Tuesday, April 5, 2011

Sunday, April 3, 2011 (Hanoi)

HANOI IN BLOOM: We got up pretty early on Sunday and headed to the wholesale flower market in Hanoi. It's a stunning place. The flowers are incredible. So are the hard-working and focused women who are there. They show up around midnight; by 8 a.m. about everything is sold. Bicycles and motorbikes are laden with the flowers that will be sold in shops and at street corners throughout the city. Today, yellow was big presence today because of the beginning of the lunar month.

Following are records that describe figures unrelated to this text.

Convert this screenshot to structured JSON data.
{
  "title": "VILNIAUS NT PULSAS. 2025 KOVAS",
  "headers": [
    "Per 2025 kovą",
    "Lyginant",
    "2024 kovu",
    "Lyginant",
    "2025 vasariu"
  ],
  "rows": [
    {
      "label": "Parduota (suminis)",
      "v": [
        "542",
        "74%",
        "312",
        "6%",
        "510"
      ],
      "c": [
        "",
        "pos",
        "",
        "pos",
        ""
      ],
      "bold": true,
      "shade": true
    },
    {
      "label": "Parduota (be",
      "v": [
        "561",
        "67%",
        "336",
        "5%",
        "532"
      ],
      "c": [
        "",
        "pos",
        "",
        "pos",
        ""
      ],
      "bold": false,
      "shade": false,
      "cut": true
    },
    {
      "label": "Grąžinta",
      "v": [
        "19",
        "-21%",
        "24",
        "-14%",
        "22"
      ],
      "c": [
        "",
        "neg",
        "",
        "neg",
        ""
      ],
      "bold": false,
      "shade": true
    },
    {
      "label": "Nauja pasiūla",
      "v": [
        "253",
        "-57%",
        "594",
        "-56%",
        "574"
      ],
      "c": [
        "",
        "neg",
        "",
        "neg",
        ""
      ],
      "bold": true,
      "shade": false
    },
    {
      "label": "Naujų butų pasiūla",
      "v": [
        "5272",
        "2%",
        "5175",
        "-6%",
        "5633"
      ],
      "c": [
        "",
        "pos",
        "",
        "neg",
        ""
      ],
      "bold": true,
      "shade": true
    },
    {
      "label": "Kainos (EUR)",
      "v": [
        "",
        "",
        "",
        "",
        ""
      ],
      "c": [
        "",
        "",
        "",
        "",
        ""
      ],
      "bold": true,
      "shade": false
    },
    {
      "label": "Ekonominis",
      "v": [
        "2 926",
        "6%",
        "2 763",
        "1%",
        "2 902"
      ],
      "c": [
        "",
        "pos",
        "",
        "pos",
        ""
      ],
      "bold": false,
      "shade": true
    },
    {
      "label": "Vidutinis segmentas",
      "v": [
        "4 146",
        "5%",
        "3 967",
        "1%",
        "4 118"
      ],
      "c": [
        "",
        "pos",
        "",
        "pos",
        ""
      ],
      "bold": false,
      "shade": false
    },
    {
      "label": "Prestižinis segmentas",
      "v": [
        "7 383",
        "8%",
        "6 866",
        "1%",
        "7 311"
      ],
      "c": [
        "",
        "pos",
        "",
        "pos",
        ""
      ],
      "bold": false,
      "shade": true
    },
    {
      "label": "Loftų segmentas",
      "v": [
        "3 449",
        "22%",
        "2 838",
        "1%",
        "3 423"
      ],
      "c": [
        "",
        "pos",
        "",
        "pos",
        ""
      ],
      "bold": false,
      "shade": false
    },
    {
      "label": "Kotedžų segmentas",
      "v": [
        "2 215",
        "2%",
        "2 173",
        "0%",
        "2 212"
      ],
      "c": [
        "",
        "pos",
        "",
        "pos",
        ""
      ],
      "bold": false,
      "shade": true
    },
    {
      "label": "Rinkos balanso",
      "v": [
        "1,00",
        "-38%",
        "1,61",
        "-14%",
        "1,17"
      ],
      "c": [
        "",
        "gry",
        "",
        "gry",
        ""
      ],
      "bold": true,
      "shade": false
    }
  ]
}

SOME OLD HANOI AND NEW HANOI: After the flower-market visit, we saw some flowers in action--at the mausoleum of Ho Chi Minh's, where we were part of a big crowd filing past the body of the much-revered leader (and former busboy at the Parker House in Boston). The location was (obviously) an island of calm in the midst of the hectic traffic of Hanoi. One of the items on the grounds of the mausoleum and residence was an "air raid warning" device. This, obviously, dealt with the bombings of the city during the Vietnam War (or, as our guide called it, "the American War"). It was a shell casing, which, when struck, made a gonging sound.
Later, we went to the Tran Quoc Pagoda and the Temple of Literature. That last place is considered Vietnam's seat of learning. It includes Van Mieu, a temple dating back to 1070 that honors Confucius, and Quoc Tu Giam, an institute set up six years later to teach the philosopher's doctrines. This place is a favorite spot for photographing young students who dress specifically for the occasion (right).
After that, we separated from our guide/driver and spent some of the evening roaming the streets of the Old Quarter (near our hotel). We had a fabulous dinner at the Green Tangerine.
On the walk home, we ran into some after-dark break dancers (right) who were twirling, tumbling, spinning and spilling themselves in the Indira Gandhi Park on a terrace under the watchful eye of the statue of Ly Thai To, the first king of the dynasty that ruled the area for about 200 years, until 1225. It's on the southwest side of Lake Hoan Kiem, the home of some endangered turtles and the figurative heart of the city. The dancers weren't quite as organized and as in-step as the mausoleum guards (above) but were mesmerizing.

Sunday, April 3, 2011

April 2, 2011 (Hanoi)

HANOI: WHERE THE TRAFFIC LAWS GO TO DIE: My head is still spinning from a cyclo (aka rickshaw) ride through the 36 Streets of the Old Quarter in Hanoi. The delightful excursion rivals many amusement park rides for near-misses, sharp turns, loud noises etc. Prominent here, of course, are the 3.5 million or so motorcycles-scooters that swarm through the streets. The buzzing is incredible. The notion of a four-way stop would be simply absurd. One comforting thought is that riders generally keep to the right side of the road. Unless they don't. A couple things to remember:
1. Two solids CAN occupy the same space;
2. For every action there is a SEPARATE AND NOT EQUAL REACTION;
3. Force=Mass(x)Acceleration (-) the speed of light.
The honking is crazy (especially after Singapore). I think it's another language. Special honking says:
Get out of the way, I'm going through the red light.
Hey, don't you think my scooter looks good?
Hey, don't you think I look good?
Hey, I think you look good.
Hey, I think your scooter looks good.
I'm speeding up.
I'm slowing down.
I'm thinking about turning.
I'm NOT thinking about turning.
All the while, many drivers are moving great volumes of people and material (see photos). All very ambitious. When it comes to loading things on a motorbike or scooter, our guide, Minh, says, "Anything is possible."